Тут и пришли в столовую. Хлебаю опостылевшую баланду из кислой, прошлогодней капусты, без картошки, почти без жира, только изредка мясо с головы свиньи небритой попадается, на стол вскидываю его, не могу жрать, мясо это. Черти, с краю стола сидящие, косятся. Зажрался политик, головизну небритую за мясо не считает. А я хлебаю и думаю. Надо рулить с этой командировки, с этой зоны. Иначе тут загнешься, забота нудная и однообразная, хавка скудная, а трюм — просто безобразие, а не трюм. И куда только прогрессивная мировая общественность смотрит, непонятно. Тут явно налицо некоторое нарушение прав человека, а они… Ничего не замечают!

И так мне тоскливо стало что не стал я кашу есть, овес гадкий. Что я, англичанин что ли, ну и как же я буду в глаза лошадям смотреть, когда откинусь (освобожусь)? Обрадовались черти и давай мою кашу дербанить. Делите, делите, а я лучше подумаю, как с поезда этого спрыгнуть, хотя б на время остановку сделать, может на обл. больницу махнуть, на дур. отделение, с головою полежать, полечиться? Мне же еще на киче Новочеркасской лепила советовал к доктору обратиться, с головою моею. А пока буду лечиться, глядишь и что-нибудь придумаю, подспрашиваю братву, что да как. Не может быть, чтоб выхода не было…

Гадом буду, а придумаю!

ГЛАВА ОДИННАДЦАТАЯ

Уехать по собственному желанию из колонии, как не парадоксально звучит, но осужденный может. Ведь понятие свободы и несвободы относительно, смотря с какой стороны забора смотреть. Если оттуда в зону, то тут несвобода. Если отсюда туда, на волю, на оставшийся мир за забором, то там несвобода. Ведь они за забором. Шутка…

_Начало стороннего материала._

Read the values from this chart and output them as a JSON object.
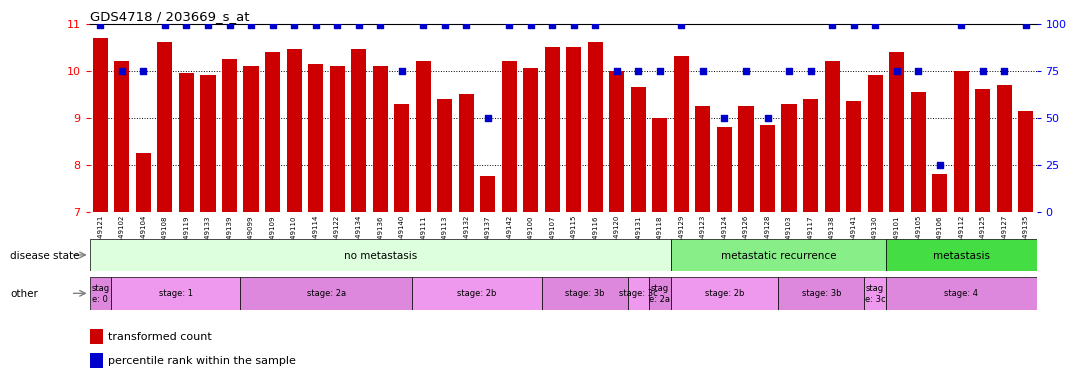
{
  "title": "GDS4718 / 203669_s_at",
  "samples": [
    "GSM549121",
    "GSM549102",
    "GSM549104",
    "GSM549108",
    "GSM549119",
    "GSM549133",
    "GSM549139",
    "GSM549099",
    "GSM549109",
    "GSM549110",
    "GSM549114",
    "GSM549122",
    "GSM549134",
    "GSM549136",
    "GSM549140",
    "GSM549111",
    "GSM549113",
    "GSM549132",
    "GSM549137",
    "GSM549142",
    "GSM549100",
    "GSM549107",
    "GSM549115",
    "GSM549116",
    "GSM549120",
    "GSM549131",
    "GSM549118",
    "GSM549129",
    "GSM549123",
    "GSM549124",
    "GSM549126",
    "GSM549128",
    "GSM549103",
    "GSM549117",
    "GSM549138",
    "GSM549141",
    "GSM549130",
    "GSM549101",
    "GSM549105",
    "GSM549106",
    "GSM549112",
    "GSM549125",
    "GSM549127",
    "GSM549135"
  ],
  "bar_values": [
    10.7,
    10.2,
    8.25,
    10.6,
    9.95,
    9.9,
    10.25,
    10.1,
    10.4,
    10.45,
    10.15,
    10.1,
    10.45,
    10.1,
    9.3,
    10.2,
    9.4,
    9.5,
    7.75,
    10.2,
    10.05,
    10.5,
    10.5,
    10.6,
    10.0,
    9.65,
    9.0,
    10.3,
    9.25,
    8.8,
    9.25,
    8.85,
    9.3,
    9.4,
    10.2,
    9.35,
    9.9,
    10.4,
    9.55,
    7.8,
    10.0,
    9.6,
    9.7,
    9.15
  ],
  "percentile_values": [
    99,
    75,
    75,
    99,
    99,
    99,
    99,
    99,
    99,
    99,
    99,
    99,
    99,
    99,
    75,
    99,
    99,
    99,
    50,
    99,
    99,
    99,
    99,
    99,
    75,
    75,
    75,
    99,
    75,
    50,
    75,
    50,
    75,
    75,
    99,
    99,
    99,
    75,
    75,
    25,
    99,
    75,
    75,
    99
  ],
  "ylim_min": 7,
  "ylim_max": 11,
  "yticks": [
    7,
    8,
    9,
    10,
    11
  ],
  "right_yticks": [
    0,
    25,
    50,
    75,
    100
  ],
  "bar_color": "#cc0000",
  "dot_color": "#0000cc",
  "background_color": "#ffffff",
  "disease_state_groups": [
    {
      "label": "no metastasis",
      "start": 0,
      "end": 27,
      "color": "#ddffdd"
    },
    {
      "label": "metastatic recurrence",
      "start": 27,
      "end": 37,
      "color": "#88ee88"
    },
    {
      "label": "metastasis",
      "start": 37,
      "end": 44,
      "color": "#44dd44"
    }
  ],
  "other_groups": [
    {
      "label": "stag\ne: 0",
      "start": 0,
      "end": 1,
      "color": "#dd88dd"
    },
    {
      "label": "stage: 1",
      "start": 1,
      "end": 7,
      "color": "#ee99ee"
    },
    {
      "label": "stage: 2a",
      "start": 7,
      "end": 15,
      "color": "#dd88dd"
    },
    {
      "label": "stage: 2b",
      "start": 15,
      "end": 21,
      "color": "#ee99ee"
    },
    {
      "label": "stage: 3b",
      "start": 21,
      "end": 25,
      "color": "#dd88dd"
    },
    {
      "label": "stage: 3c",
      "start": 25,
      "end": 26,
      "color": "#ee99ee"
    },
    {
      "label": "stag\ne: 2a",
      "start": 26,
      "end": 27,
      "color": "#dd88dd"
    },
    {
      "label": "stage: 2b",
      "start": 27,
      "end": 32,
      "color": "#ee99ee"
    },
    {
      "label": "stage: 3b",
      "start": 32,
      "end": 36,
      "color": "#dd88dd"
    },
    {
      "label": "stag\ne: 3c",
      "start": 36,
      "end": 37,
      "color": "#ee99ee"
    },
    {
      "label": "stage: 4",
      "start": 37,
      "end": 44,
      "color": "#dd88dd"
    }
  ],
  "legend_items": [
    {
      "label": "transformed count",
      "color": "#cc0000"
    },
    {
      "label": "percentile rank within the sample",
      "color": "#0000cc"
    }
  ]
}
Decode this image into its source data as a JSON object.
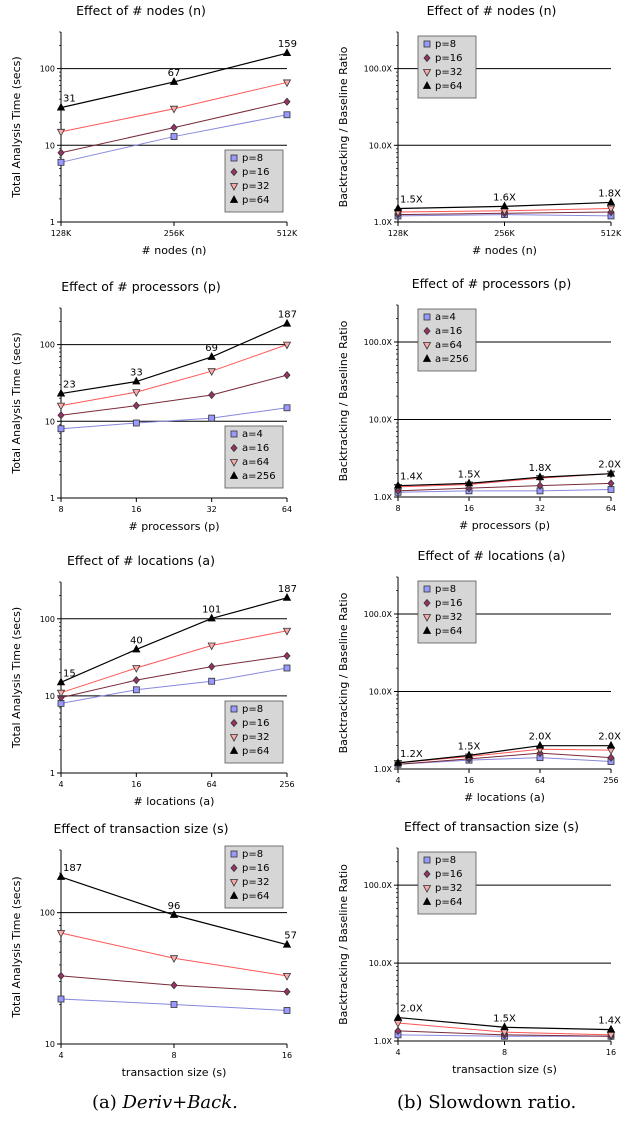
{
  "captions": {
    "left_prefix": "(a) ",
    "left_text": "Deriv+Back.",
    "right_text": "(b) Slowdown ratio."
  },
  "series_styles": [
    {
      "color": "#8888dd",
      "fill": "#9999ff",
      "marker": "square"
    },
    {
      "color": "#7a2a3a",
      "fill": "#993366",
      "marker": "diamond"
    },
    {
      "color": "#ff5555",
      "fill": "#ffaaaa",
      "marker": "triangle-down"
    },
    {
      "color": "#000000",
      "fill": "#000000",
      "marker": "triangle-up"
    }
  ],
  "chart_data": [
    {
      "type": "line",
      "title": "Effect of # nodes (n)",
      "xlabel": "# nodes (n)",
      "ylabel": "Total Analysis Time (secs)",
      "yscale": "log",
      "ylim": [
        1,
        300
      ],
      "yticks": [
        "1",
        "10",
        "100"
      ],
      "categories": [
        "128K",
        "256K",
        "512K"
      ],
      "legend_position": "lower-right",
      "series": [
        {
          "name": "p=8",
          "values": [
            6,
            13,
            25
          ]
        },
        {
          "name": "p=16",
          "values": [
            8,
            17,
            37
          ]
        },
        {
          "name": "p=32",
          "values": [
            15,
            30,
            66
          ]
        },
        {
          "name": "p=64",
          "values": [
            31,
            67,
            159
          ]
        }
      ],
      "point_labels": [
        "31",
        "67",
        "159"
      ]
    },
    {
      "type": "line",
      "title": "Effect of # nodes (n)",
      "xlabel": "# nodes (n)",
      "ylabel": "Backtracking / Baseline Ratio",
      "yscale": "log",
      "ylim": [
        1,
        300
      ],
      "yticks": [
        "1.0X",
        "10.0X",
        "100.0X"
      ],
      "categories": [
        "128K",
        "256K",
        "512K"
      ],
      "legend_position": "top-left",
      "series": [
        {
          "name": "p=8",
          "values": [
            1.2,
            1.25,
            1.2
          ]
        },
        {
          "name": "p=16",
          "values": [
            1.25,
            1.3,
            1.35
          ]
        },
        {
          "name": "p=32",
          "values": [
            1.35,
            1.4,
            1.5
          ]
        },
        {
          "name": "p=64",
          "values": [
            1.5,
            1.6,
            1.8
          ]
        }
      ],
      "point_labels": [
        "1.5X",
        "1.6X",
        "1.8X"
      ]
    },
    {
      "type": "line",
      "title": "Effect of # processors (p)",
      "xlabel": "# processors (p)",
      "ylabel": "Total Analysis Time (secs)",
      "yscale": "log",
      "ylim": [
        1,
        300
      ],
      "yticks": [
        "1",
        "10",
        "100"
      ],
      "categories": [
        "8",
        "16",
        "32",
        "64"
      ],
      "legend_position": "lower-right",
      "series": [
        {
          "name": "a=4",
          "values": [
            8,
            9.5,
            11,
            15
          ]
        },
        {
          "name": "a=16",
          "values": [
            12,
            16,
            22,
            40
          ]
        },
        {
          "name": "a=64",
          "values": [
            16,
            24,
            45,
            100
          ]
        },
        {
          "name": "a=256",
          "values": [
            23,
            33,
            69,
            187
          ]
        }
      ],
      "point_labels": [
        "23",
        "33",
        "69",
        "187"
      ]
    },
    {
      "type": "line",
      "title": "Effect of # processors (p)",
      "xlabel": "# processors (p)",
      "ylabel": "Backtracking / Baseline Ratio",
      "yscale": "log",
      "ylim": [
        1,
        300
      ],
      "yticks": [
        "1.0X",
        "10.0X",
        "100.0X"
      ],
      "categories": [
        "8",
        "16",
        "32",
        "64"
      ],
      "legend_position": "top-left",
      "series": [
        {
          "name": "a=4",
          "values": [
            1.15,
            1.2,
            1.2,
            1.25
          ]
        },
        {
          "name": "a=16",
          "values": [
            1.2,
            1.3,
            1.4,
            1.5
          ]
        },
        {
          "name": "a=64",
          "values": [
            1.35,
            1.45,
            1.75,
            2.0
          ]
        },
        {
          "name": "a=256",
          "values": [
            1.4,
            1.5,
            1.8,
            2.0
          ]
        }
      ],
      "point_labels": [
        "1.4X",
        "1.5X",
        "1.8X",
        "2.0X"
      ]
    },
    {
      "type": "line",
      "title": "Effect of # locations (a)",
      "xlabel": "# locations (a)",
      "ylabel": "Total Analysis Time (secs)",
      "yscale": "log",
      "ylim": [
        1,
        300
      ],
      "yticks": [
        "1",
        "10",
        "100"
      ],
      "categories": [
        "4",
        "16",
        "64",
        "256"
      ],
      "legend_position": "lower-right",
      "series": [
        {
          "name": "p=8",
          "values": [
            8,
            12,
            15.5,
            23
          ]
        },
        {
          "name": "p=16",
          "values": [
            9.5,
            16,
            24,
            33
          ]
        },
        {
          "name": "p=32",
          "values": [
            11,
            23,
            45,
            70
          ]
        },
        {
          "name": "p=64",
          "values": [
            15,
            40,
            101,
            187
          ]
        }
      ],
      "point_labels": [
        "15",
        "40",
        "101",
        "187"
      ]
    },
    {
      "type": "line",
      "title": "Effect of # locations (a)",
      "xlabel": "# locations (a)",
      "ylabel": "Backtracking / Baseline Ratio",
      "yscale": "log",
      "ylim": [
        1,
        300
      ],
      "yticks": [
        "1.0X",
        "10.0X",
        "100.0X"
      ],
      "categories": [
        "4",
        "16",
        "64",
        "256"
      ],
      "legend_position": "top-left",
      "series": [
        {
          "name": "p=8",
          "values": [
            1.15,
            1.3,
            1.4,
            1.25
          ]
        },
        {
          "name": "p=16",
          "values": [
            1.15,
            1.35,
            1.6,
            1.4
          ]
        },
        {
          "name": "p=32",
          "values": [
            1.2,
            1.45,
            1.8,
            1.75
          ]
        },
        {
          "name": "p=64",
          "values": [
            1.2,
            1.5,
            2.0,
            2.0
          ]
        }
      ],
      "point_labels": [
        "1.2X",
        "1.5X",
        "2.0X",
        "2.0X"
      ]
    },
    {
      "type": "line",
      "title": "Effect of transaction size (s)",
      "xlabel": "transaction size (s)",
      "ylabel": "Total Analysis Time (secs)",
      "yscale": "log",
      "ylim": [
        10,
        300
      ],
      "yticks": [
        "10",
        "100"
      ],
      "categories": [
        "4",
        "8",
        "16"
      ],
      "legend_position": "top-right",
      "series": [
        {
          "name": "p=8",
          "values": [
            22,
            20,
            18
          ]
        },
        {
          "name": "p=16",
          "values": [
            33,
            28,
            25
          ]
        },
        {
          "name": "p=32",
          "values": [
            70,
            45,
            33
          ]
        },
        {
          "name": "p=64",
          "values": [
            187,
            96,
            57
          ]
        }
      ],
      "point_labels": [
        "187",
        "96",
        "57"
      ]
    },
    {
      "type": "line",
      "title": "Effect of transaction size (s)",
      "xlabel": "transaction size (s)",
      "ylabel": "Backtracking / Baseline Ratio",
      "yscale": "log",
      "ylim": [
        1,
        300
      ],
      "yticks": [
        "1.0X",
        "10.0X",
        "100.0X"
      ],
      "categories": [
        "4",
        "8",
        "16"
      ],
      "legend_position": "top-left",
      "series": [
        {
          "name": "p=8",
          "values": [
            1.2,
            1.15,
            1.15
          ]
        },
        {
          "name": "p=16",
          "values": [
            1.35,
            1.2,
            1.15
          ]
        },
        {
          "name": "p=32",
          "values": [
            1.7,
            1.3,
            1.2
          ]
        },
        {
          "name": "p=64",
          "values": [
            2.0,
            1.5,
            1.4
          ]
        }
      ],
      "point_labels": [
        "2.0X",
        "1.5X",
        "1.4X"
      ]
    }
  ]
}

Но если серьезно, в рамках несвободы тоже есть определенная свобода действий. Нужно только уметь их видеть, знать и использовать. Перечислю возможности выезда из колонии по инициативе осужденного.

Во-первых, побег. Тут ничего пояснять не надо.

Во-вторых, областная лагерная больница. Замастырился или заболел и поехал. Заболеть или замастыриться всегда в силах опытного осужденного.

В-третьих, явка с повинной. Это если совсем плохо. Рассказываешь о совершенном преступлении, своем или чужом. В лагере их навалом, нужно только знать, где искать. Если не убийство, изнасилование или чего-нибудь подобное-тяжелое, то даже не добавят. Но могут и добавить. Сформулировать недобавку можно так — если сидишь за кражи, например, десять штук совершил и признаешься в одиннадцатой, двенадцатой и так далее, то не добавляют. Чаще всего. Но вывозят в тюрьму, на следствие, на суд и после суда могут этапировать в другую зону. Или сразу признаешься в совершении преступления на другом конце страны.

В-четвертых, конфликтная ситуация. Например, кто-то хочет тебя зарезать. Но на другой зоне могут предъявить за это (обвинить в чем-либо). Лучше, если ты хочешь кого-нибудь зарезать. И громко говоришь об этом и предпринимаешь какие-либо конкретные серьезные шаги в этом направлении. Если предполагаемая жертва — член актива, сэвэпэшник, то вывезут мигом. Если жертва и ты — блатные, то оперативная часть будет с интересом ждать результата. И он не замедлит быть. Одного похоронят, другого осудят (иногда, из-за целого ряда обстоятельств), добавят срок и вывезут. Но это я уже следующий описал.